Secara historis kebebasan ini lebih banyak dipraktekkan dalam dunia Islam pada zaman klasik dan pertengahan. Pada masa-masa itu, tulis Haikal tidak dikenal adanya batasan bagi kebebasan berpikir, selama kebebasan berpikir itu tetap berada dalam jalur benar. Kita lihat misalnya bagaimana di kalangan kaum muslimin Ahli Sunnah terdiri dari empat madzhab. Seluruh kaum Muslimin menghormati keempat madzhab tersebut, kendati di antara mereka ada perbedaan dalam berpikir dan berpendapat. Madzhab-madzhab ini ditetapkan oleh para imam yang diakui kelebihannya oleh segenap kaum musllimin, dalam tingkat keimanan dan kedudukan mereka yang tinggi. Salah satu prinsip penting yang ditetapkan oleh Islam adalah menghormati perjanjian dan tidak merusaknya.

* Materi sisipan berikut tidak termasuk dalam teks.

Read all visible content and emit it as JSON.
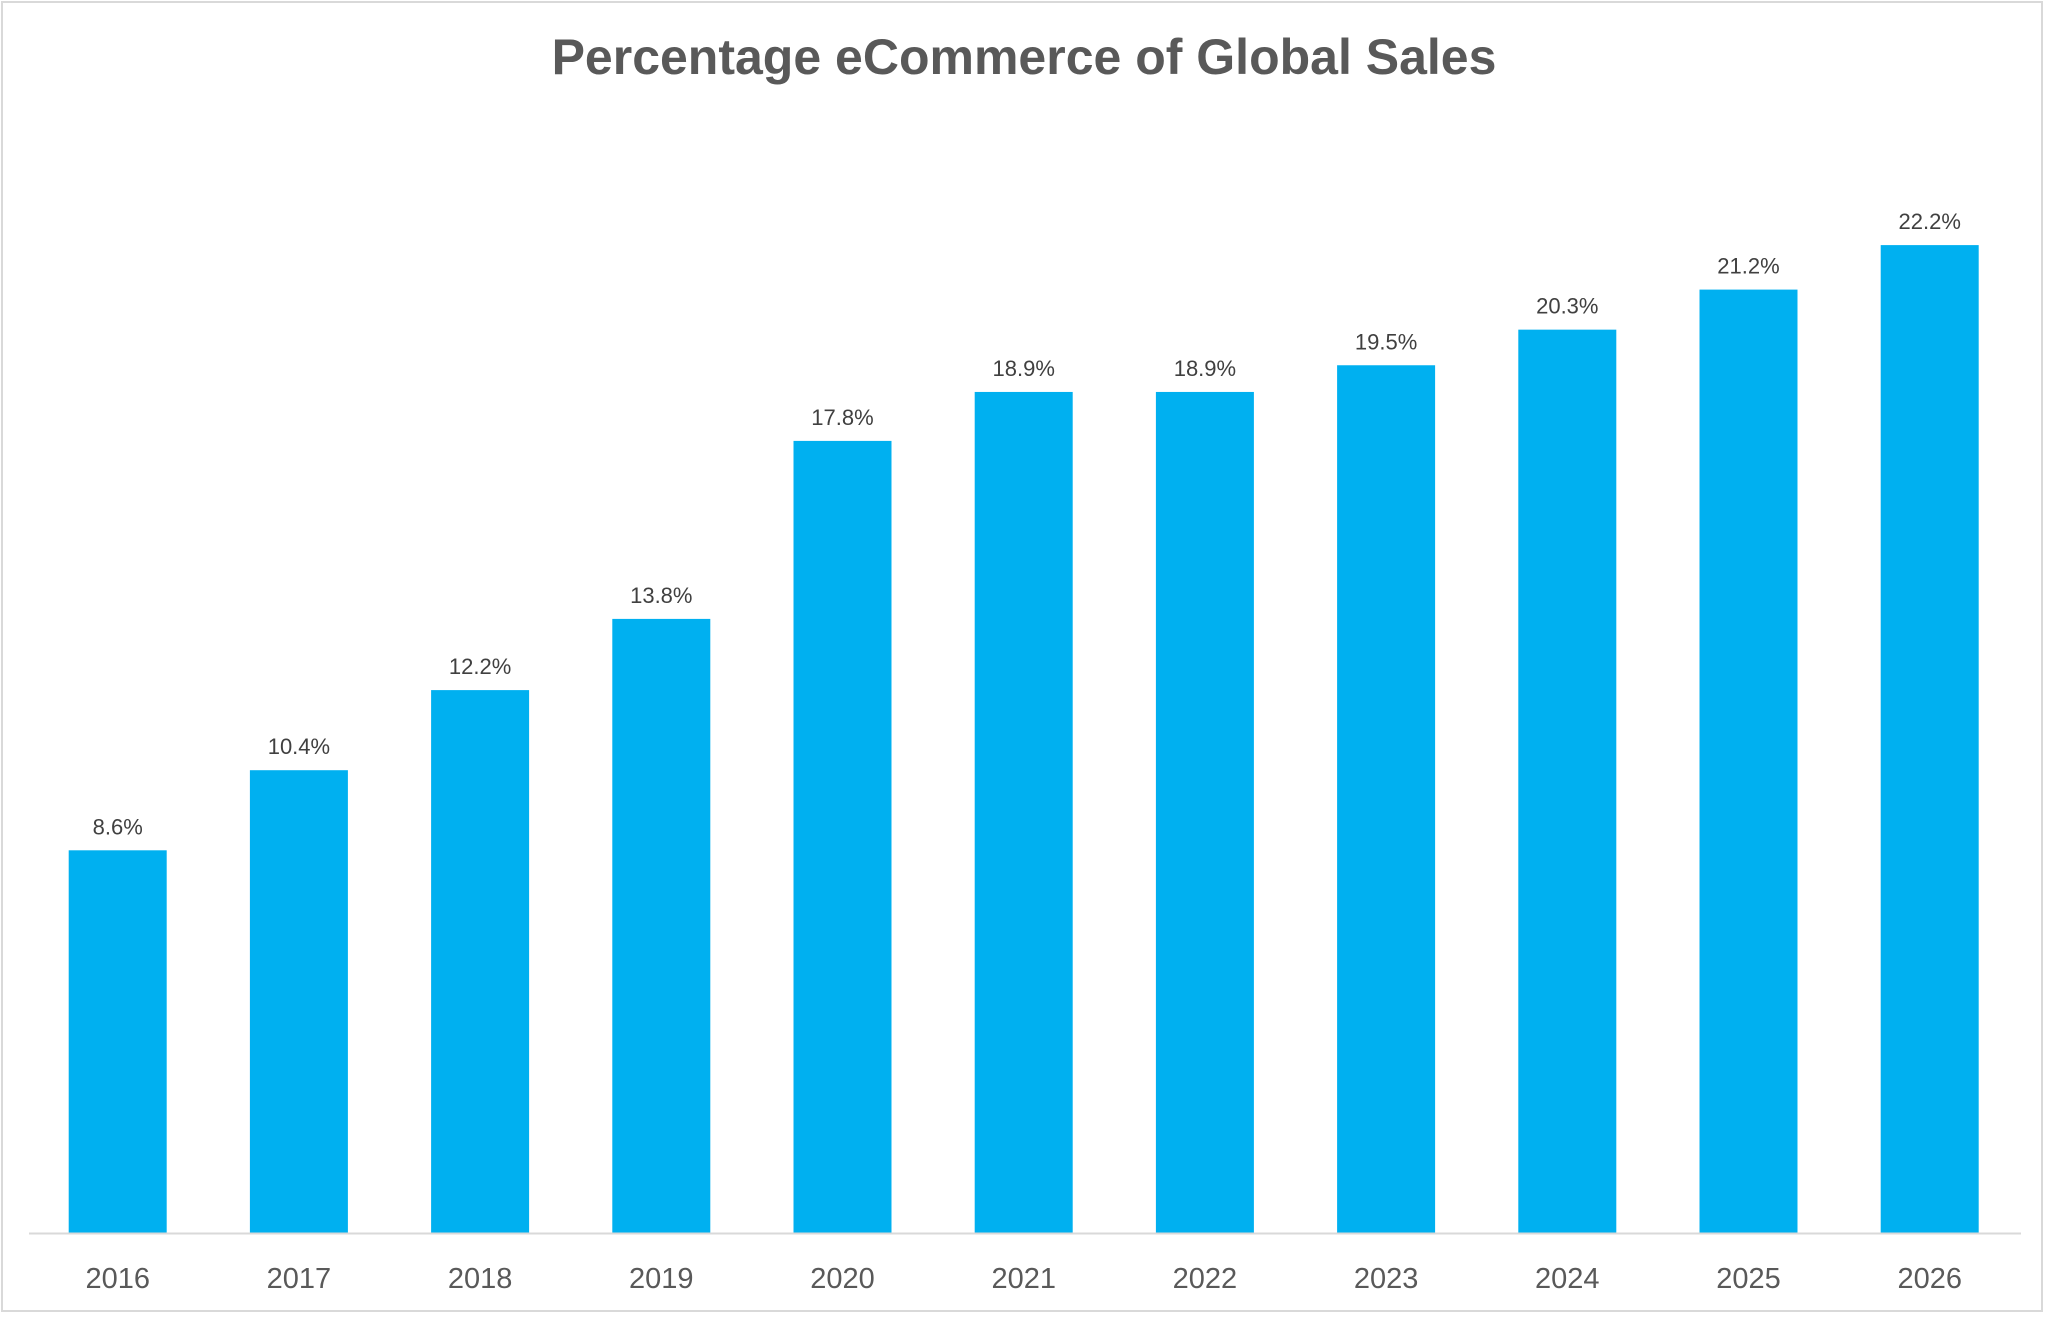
{
  "chart_data": {
    "type": "bar",
    "title": "Percentage eCommerce of Global Sales",
    "categories": [
      "2016",
      "2017",
      "2018",
      "2019",
      "2020",
      "2021",
      "2022",
      "2023",
      "2024",
      "2025",
      "2026"
    ],
    "values": [
      8.6,
      10.4,
      12.2,
      13.8,
      17.8,
      18.9,
      18.9,
      19.5,
      20.3,
      21.2,
      22.2
    ],
    "data_labels": [
      "8.6%",
      "10.4%",
      "12.2%",
      "13.8%",
      "17.8%",
      "18.9%",
      "18.9%",
      "19.5%",
      "20.3%",
      "21.2%",
      "22.2%"
    ],
    "xlabel": "",
    "ylabel": "",
    "y_axis_visible": false,
    "grid": false,
    "legend": "none",
    "colors": {
      "bar": "#00B0F0",
      "text": "#595959",
      "label": "#404040",
      "axis": "#d9d9d9"
    }
  }
}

Prinsip ini sangat esensial dalam kehidupan internasional Islam. Bagaimana Islam dan demokrasi bertemu dalam segala hal yang mendasar dan bahwa keduanya bertemu dalam prinsip-prinsip umum. Juga dalam asas legislative (tasyri’) dan hukum, dalam sistem pemerintahan, serta dalam aturan tentang hubungan internasional.


3.    Abdul Wahab Khollaf
Menurut Khollaf kekuasaan  negara dapat didelegasikan kepada, kekuasaan membuat undang-undang (al-sulthat at-tasyri‟iyat), kekuasaan peradilan atau kekuasaan kehakiman (al-sulthat al-qadhaiyat), dan  kekuasaan melaksanakan undang-undang (al-sulthat al-tanfiziyat)  dapat disebut juga kekuasaan  legislatif, eksekutif dan yudikatif.

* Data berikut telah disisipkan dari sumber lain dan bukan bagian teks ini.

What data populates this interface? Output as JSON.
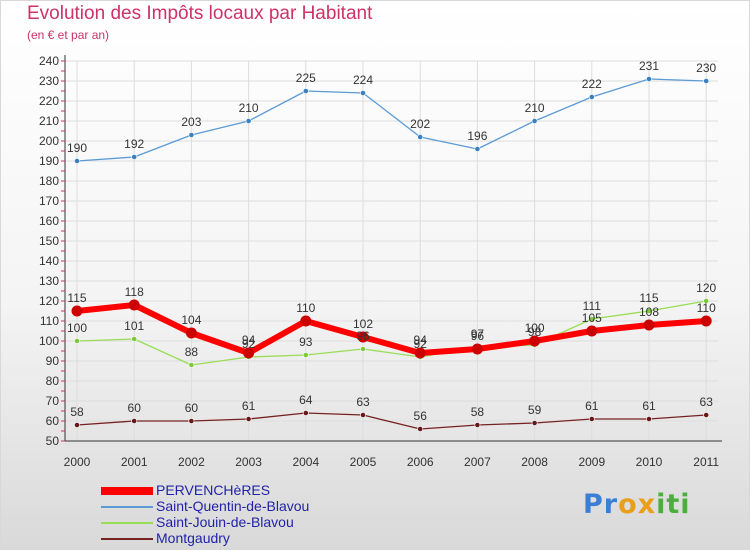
{
  "chart_data": {
    "type": "line",
    "title": "Evolution des Impôts locaux par Habitant",
    "subtitle": "(en € et par an)",
    "xlabel": "",
    "ylabel": "",
    "ylim": [
      50,
      240
    ],
    "yticks": [
      50,
      60,
      70,
      80,
      90,
      100,
      110,
      120,
      130,
      140,
      150,
      160,
      170,
      180,
      190,
      200,
      210,
      220,
      230,
      240
    ],
    "categories": [
      "2000",
      "2001",
      "2002",
      "2003",
      "2004",
      "2005",
      "2006",
      "2007",
      "2008",
      "2009",
      "2010",
      "2011"
    ],
    "grid": true,
    "legend_position": "bottom-left",
    "series": [
      {
        "name": "PERVENCHèRES",
        "color": "#ff0000",
        "values": [
          115,
          118,
          104,
          94,
          110,
          102,
          94,
          96,
          100,
          105,
          108,
          110
        ]
      },
      {
        "name": "Saint-Quentin-de-Blavou",
        "color": "#5b9bd5",
        "values": [
          190,
          192,
          203,
          210,
          225,
          224,
          202,
          196,
          210,
          222,
          231,
          230
        ]
      },
      {
        "name": "Saint-Jouin-de-Blavou",
        "color": "#99dd55",
        "values": [
          100,
          101,
          88,
          92,
          93,
          96,
          92,
          97,
          98,
          111,
          115,
          120
        ]
      },
      {
        "name": "Montgaudry",
        "color": "#772222",
        "values": [
          58,
          60,
          60,
          61,
          64,
          63,
          56,
          58,
          59,
          61,
          61,
          63
        ]
      }
    ]
  },
  "brand": {
    "letters": [
      "P",
      "r",
      "o",
      "x",
      "i",
      "t",
      "i"
    ],
    "colors": [
      "#3a7fd5",
      "#3a7fd5",
      "#e8a01c",
      "#e8a01c",
      "#4cae3c",
      "#4cae3c",
      "#4cae3c"
    ]
  }
}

2.5 Demokrasi Dalam Pandangan Islam

Rasulullah saw bersabda:

لاَ تَقُومُ السَّاعَةُ حَتَّى تَأْخُذَ أُمَّتِي بِأَخْذِ القُرُونِ قَبْلَهَا، شِبْرًا بِشِبْرٍ وَذِرَاعًا بِذِرَاعٍ»، فَقِيلَ: يَا رَسُولَ اللَّهِ، كَفَارِسَ وَالرُّومِ؟ فَقَالَ:    وَمَنِ النَّاسُ إِلَّا أُولَئِكَ

“Hari kiamat tak bakalan terjadi hingga umatku meniru generasi-generasi sebelumnya, sejengkal demi sejengkal, sehasta demi sehasta.” Ditanyakan, “Wahai Rasulullah, seperti Persia dan Romawi?” Nabi menjawab: “Manusia mana lagi selain mereka itu?”(HR. Bukhory no. 7319 dari Abu Hurairah r.a)

l Hafidz Ibnu Hajar Al Asqalani (w. 852 H) dalam kitabnya, Fathul Bariy (13/301), menerangkan bahwa hadist ini berkaitan dengan tergelincirnya umat Islam mengikuti umat lain dalam masalah pemerintahan dan pengaturan urusan rakyat.

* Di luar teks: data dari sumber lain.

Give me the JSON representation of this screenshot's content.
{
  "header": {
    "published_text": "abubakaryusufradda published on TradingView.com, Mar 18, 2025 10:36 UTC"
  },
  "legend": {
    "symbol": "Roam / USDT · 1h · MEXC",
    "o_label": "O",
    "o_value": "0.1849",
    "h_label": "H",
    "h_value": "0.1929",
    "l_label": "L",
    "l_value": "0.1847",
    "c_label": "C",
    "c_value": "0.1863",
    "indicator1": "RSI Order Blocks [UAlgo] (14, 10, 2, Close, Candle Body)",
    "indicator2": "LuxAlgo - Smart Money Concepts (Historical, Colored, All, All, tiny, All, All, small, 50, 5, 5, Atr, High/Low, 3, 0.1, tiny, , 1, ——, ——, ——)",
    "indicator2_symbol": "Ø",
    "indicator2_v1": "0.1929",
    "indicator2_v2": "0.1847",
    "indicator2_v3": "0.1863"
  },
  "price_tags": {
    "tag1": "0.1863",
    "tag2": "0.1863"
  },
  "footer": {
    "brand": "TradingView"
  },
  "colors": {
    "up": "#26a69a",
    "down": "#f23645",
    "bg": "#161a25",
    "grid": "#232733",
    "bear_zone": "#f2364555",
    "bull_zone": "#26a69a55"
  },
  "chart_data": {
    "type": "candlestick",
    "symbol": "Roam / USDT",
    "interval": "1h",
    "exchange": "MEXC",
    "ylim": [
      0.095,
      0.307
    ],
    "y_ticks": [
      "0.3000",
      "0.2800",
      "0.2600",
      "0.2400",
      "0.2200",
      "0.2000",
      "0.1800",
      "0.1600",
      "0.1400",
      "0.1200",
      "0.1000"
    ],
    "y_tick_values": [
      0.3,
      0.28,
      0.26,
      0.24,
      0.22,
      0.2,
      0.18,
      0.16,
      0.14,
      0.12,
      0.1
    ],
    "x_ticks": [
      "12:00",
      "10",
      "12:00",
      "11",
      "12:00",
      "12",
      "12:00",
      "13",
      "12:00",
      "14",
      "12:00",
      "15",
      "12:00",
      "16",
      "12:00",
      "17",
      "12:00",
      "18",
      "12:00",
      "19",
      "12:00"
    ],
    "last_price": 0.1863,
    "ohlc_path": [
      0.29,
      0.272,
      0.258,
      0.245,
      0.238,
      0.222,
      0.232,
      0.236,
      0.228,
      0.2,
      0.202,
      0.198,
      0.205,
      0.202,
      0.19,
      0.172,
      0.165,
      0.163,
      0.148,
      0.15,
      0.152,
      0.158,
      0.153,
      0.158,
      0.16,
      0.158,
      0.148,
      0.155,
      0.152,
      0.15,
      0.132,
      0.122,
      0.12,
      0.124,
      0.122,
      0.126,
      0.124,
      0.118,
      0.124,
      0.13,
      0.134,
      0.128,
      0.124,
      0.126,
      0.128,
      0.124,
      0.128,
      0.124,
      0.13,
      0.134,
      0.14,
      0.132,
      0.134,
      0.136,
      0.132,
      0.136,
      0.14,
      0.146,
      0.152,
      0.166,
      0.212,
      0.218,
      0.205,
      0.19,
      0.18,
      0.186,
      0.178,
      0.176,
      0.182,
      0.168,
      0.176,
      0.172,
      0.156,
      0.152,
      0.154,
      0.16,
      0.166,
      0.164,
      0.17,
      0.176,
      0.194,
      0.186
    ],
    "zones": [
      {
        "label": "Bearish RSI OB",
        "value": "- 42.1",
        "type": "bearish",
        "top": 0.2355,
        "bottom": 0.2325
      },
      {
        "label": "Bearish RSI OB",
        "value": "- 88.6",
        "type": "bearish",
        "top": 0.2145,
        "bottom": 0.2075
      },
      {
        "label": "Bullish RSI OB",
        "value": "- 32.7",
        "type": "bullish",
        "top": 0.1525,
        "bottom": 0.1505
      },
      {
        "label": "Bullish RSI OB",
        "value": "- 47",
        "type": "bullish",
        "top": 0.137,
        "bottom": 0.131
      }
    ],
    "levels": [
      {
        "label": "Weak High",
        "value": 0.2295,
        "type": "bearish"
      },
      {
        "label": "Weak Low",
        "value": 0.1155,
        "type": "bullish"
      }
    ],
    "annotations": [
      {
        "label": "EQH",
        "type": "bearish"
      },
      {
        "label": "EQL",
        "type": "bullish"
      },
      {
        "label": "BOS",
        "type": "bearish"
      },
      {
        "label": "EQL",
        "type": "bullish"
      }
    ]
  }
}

Sekarang dapat kita rasakan kebenaran sabda Beliau saw, dalam pemerintahan dan pengaturan urusan rakyat, sistem demokrasi dianggap sebagai sistem terbaik, bahkan tidak jarang hukum Islam pun dinilai dengan sudut pandang demokrasi, kalau hukum Islam tersebut dianggap tidak sesuai dg demokrasi maka tidak segan-segan dibuang atau diabaikan.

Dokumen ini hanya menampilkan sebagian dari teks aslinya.